She and I

John C. Hutcheson


She and I. A Love Story. A Life History. Volume Two.
by John Conroy Hutcheson
CHAPTER ONE.
I DREAM.
True, I talk of dreams; Which are the children of an idle brain, Begot of nothing but vain fantasy, Which is as thin of substance as the air; And more inconstant than the wind, who woos Even now the frozen bosom of the north, And, being anger'd, puffs away from thence, Turning his face to the dew-dropping south.
Il est naturel que nos idees les plus vives et les plus familieres se retracent pendant le sommeil.
I had a most curious dream about Min that very night.
Probably this was owing to the reactionary mental relief I experienced after all my doubts and jealousies--you know, "joie fait peur" sometimes. It might also have resulted from the stronger impression which my last interview with her had made upon my mind, coupled with all the sweet hopes and darling imaginings that had sprung suddenly into existence, when her rose-red lips told me in liquid accents that she loved me. How deliciously the words had sounded! I seemed to hear them now once more; and, that kiss of ecstasy--I almost felt it again in all its passionate intensity!
But, the physiology of dreams, and their origin and connection with our day life, are subjects that have never been clearly explained, frequently investigated though they have been by intellects that have groped to the bottom of almost every phenomenal possibility in the finite world. We have not yet succeeded in piercing through the thick veil that hides from our gaze the unseen, ideal, and spiritual cosmos that surrounds, with its ghostly atmosphere, the more material universe in which we move and breathe and have our being. We are oblivious, in most cases, of that thought-peopled, encircling essence; although, it influences our motives and actions, perhaps, in a greater degree than we may be willing to allow.
I shall not attempt to solve the workings of the varied phantasmagoria that flitted across the horizon of my brain that night, curious as they were; nor, will I try to track out how, and in what way, they retraced the events of the past, and prognosticated the possibilities of the future. The task in either direction would be as hopeless as it is uninteresting; consequently, I will abandon it to the attention of more inquiring psychological minds than my own, hurrying on to tell what it was that I dreamt.
My vision was a threefold one--a series of dreams within dreams.
First, I thought that I was on a wide, whitened Alpine plain. It was night. In front of me, towered on high the rugged peaks of the Matterhorn, imposing in their grandeur; further on, in the illimitable distance, I could descry the rounded, snowcapp'd head of Mont Blanc, rearing itself heavenward, where the pale, treacherous moon kept her silent watch, and from whence the glistening stars twinkled down through an ocean of space, touching frosted particles of matter with scintillations of light, and making them glitter like diamonds--world- old, transparent jewels, set in the cold, ice-blue crown of the eternal glacier.
I could thus see myself, gazing through my dream eyes on my eidolon, as if it were only a reflection in a mirror. It was walking here on this wide Alpine plain, all alone; and I recognised also that I had the power to analyse and appreciate the motives by which it was led hither, the desires by which it was actuated--the strange thing, being, that I felt, within myself, all the thoughts and ideas that must have occurred to my other self.

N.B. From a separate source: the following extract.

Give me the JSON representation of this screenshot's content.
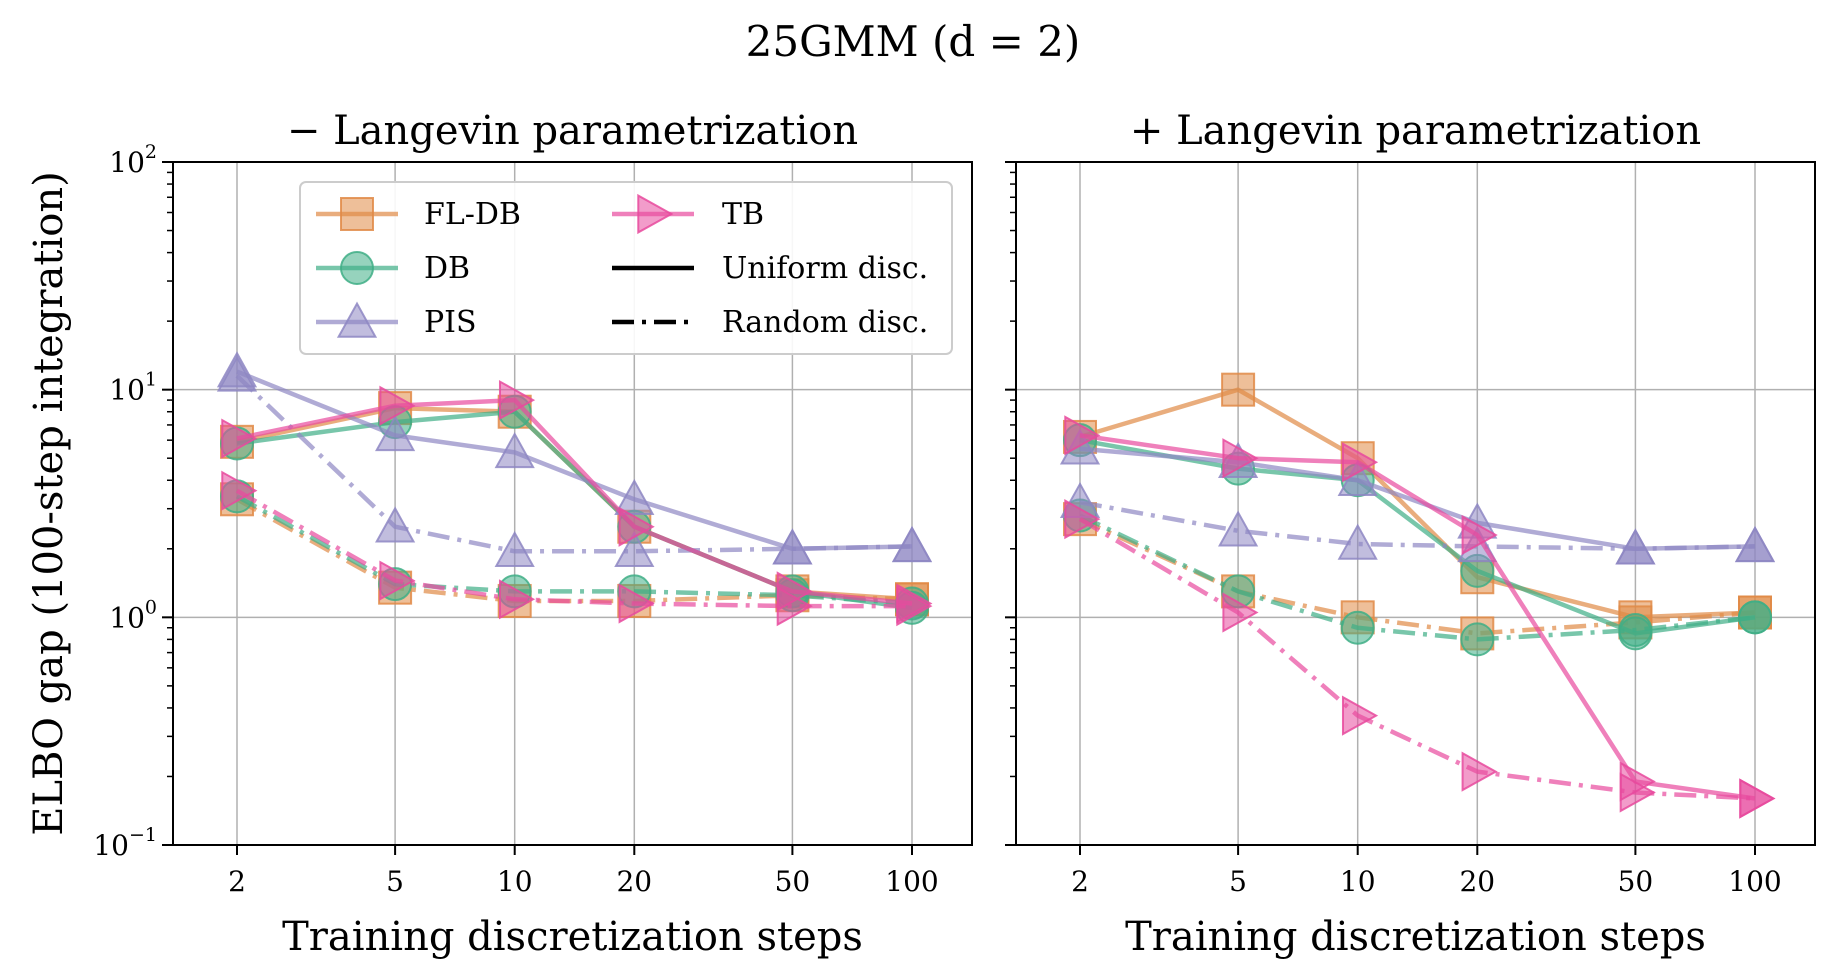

At the same time, however, I seemed to be, as it were, but an inactive spectator of all that happened; looking on the visionary events of my dream as if I had no share or part in them. I appeared to possess, while they occurred, a sort of dual existence, of which I was perfectly cognisant, then and afterwards.
I knew that I--my other self--wished to reach the heights of the Matterhorn before and above me: the region of perpetual snow. I sympathised with that wish; and yet, I could look on at all my efforts to accomplish it, as if I were uninterested in their success, whilst I still felt, within myself, all the agony and suspense that must have filled the mind of my wraith, I could see myself making repeated exertions to reach the heights; constantly climbing, never getting any higher. I appeared to patrol a narrow circle, whose circumference I was unable to cross. Round and round I went, continually striving to get upwards and onwards:--still, always finding myself in the same identical spot, as if I had not advanced an inch. I grew tired, weary, exhausted. I felt sick at heart and in body. A nameless, indefinable horror seized upon me.